Nous notons avec satisfaction que la commission mixte paritaire a retenu les principaux apports du Sénat que sont la réintroduction au niveau législatif de l’obligation de couverture de 95 % de la population par la TNT, la remise d’un rapport sur l’éligibilité de l’aide à l’équipement des foyers qui reçoivent la TNT par voie satellitaire sans abonnement – généralement ceux qui résident dans les territoires ruraux –, et la possibilité pour le Conseil supérieur de l’audiovisuel de refuser d’agréer le rachat d’une chaîne qui ne respecte pas ses obligations conventionnelles, afin de dissuader ceux qui cherchent à spéculer sur les fréquences radioélectriques.

À ce titre, l’amendement adopté en commission mixte paritaire qui vise à relever la taxe prélevée sur les plus-values réalisées lors de ventes de fréquences, modulée en fonction de la durée de détention de l’autorisation d’usage des fréquences, rend ce dispositif plus dissuasif.

La voie d’un vote non conforme nous aura ainsi permis d’obtenir les conclusions de l’Inspection générale des finances, ainsi que l’assurance que les préjudices subis par les diffuseurs techniques seront indemnisés.
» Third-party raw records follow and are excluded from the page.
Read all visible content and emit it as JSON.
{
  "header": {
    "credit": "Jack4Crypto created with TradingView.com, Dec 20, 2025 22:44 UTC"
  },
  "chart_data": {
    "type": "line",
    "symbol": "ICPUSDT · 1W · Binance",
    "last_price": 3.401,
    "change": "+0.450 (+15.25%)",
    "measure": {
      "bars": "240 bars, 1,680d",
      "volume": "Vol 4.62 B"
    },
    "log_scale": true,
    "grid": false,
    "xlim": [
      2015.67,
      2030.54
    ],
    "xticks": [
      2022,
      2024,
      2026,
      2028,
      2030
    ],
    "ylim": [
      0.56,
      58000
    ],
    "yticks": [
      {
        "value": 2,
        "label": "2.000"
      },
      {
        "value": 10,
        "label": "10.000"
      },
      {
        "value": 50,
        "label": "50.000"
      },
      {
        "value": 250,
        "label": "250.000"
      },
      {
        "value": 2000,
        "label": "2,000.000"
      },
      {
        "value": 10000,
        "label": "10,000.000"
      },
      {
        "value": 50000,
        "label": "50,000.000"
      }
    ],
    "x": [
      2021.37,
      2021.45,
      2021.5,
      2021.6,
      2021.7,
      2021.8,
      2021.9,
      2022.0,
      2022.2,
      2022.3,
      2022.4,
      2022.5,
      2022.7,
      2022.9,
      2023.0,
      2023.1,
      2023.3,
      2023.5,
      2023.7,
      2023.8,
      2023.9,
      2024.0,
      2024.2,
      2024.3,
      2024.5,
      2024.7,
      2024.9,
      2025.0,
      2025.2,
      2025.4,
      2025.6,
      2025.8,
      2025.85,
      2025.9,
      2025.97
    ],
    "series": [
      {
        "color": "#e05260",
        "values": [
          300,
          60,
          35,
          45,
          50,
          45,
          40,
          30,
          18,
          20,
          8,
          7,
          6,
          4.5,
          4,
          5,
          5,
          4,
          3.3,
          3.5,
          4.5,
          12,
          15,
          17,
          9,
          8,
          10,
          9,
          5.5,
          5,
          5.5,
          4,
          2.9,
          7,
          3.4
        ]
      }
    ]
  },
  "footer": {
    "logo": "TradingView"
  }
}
Il convient désormais de lancer sans tarder la campagne de communication pour que les téléspectateurs puissent acquérir dans les meilleurs délais un adaptateur ou un nouveau poste, alors que l’ensemble des chaînes seront diffusées en haute définition dès le mois d’avril prochain.

En première lecture, la question de l’opportunité de la date choisie pour réaliser cette opération a été soulevée à plusieurs reprises. Bien que ce texte constitue une double avancée pour nos concitoyens, nous regrettons que le patrimoine de l’État ne soit pas valorisé de manière optimale, dans l’intérêt du contribuable.

Pourtant, le rapport de Pascal Lamy, qui préconisait un transfert entre 2018 et 2022, démontrait qu’il n’y avait pas urgence, alors que les opérateurs de télécommunications sont confrontés aux coûts liés aux investissements dans le réseau.

Toutefois, l’équilibre auquel nous sommes parvenus, grâce au bicamérisme, préserve les services de la télévision hertzienne qui garantissent l’accès gratuit de tous aux contenus audiovisuels, la diversité culturelle et le pluralisme des médias. Le Sénat a ainsi montré qu’il a encore un rôle à jouer sur un certain nombre de dossiers et qu’il n’entend pas se laisser marcher sur les pieds. (Mme Frédérique Espagnac applaudit.)

Mme Catherine Morin-Desailly, rapporteur. Bien dit !

M. François Fortassin. Le groupe du RDSE votera en faveur de la présente proposition de loi.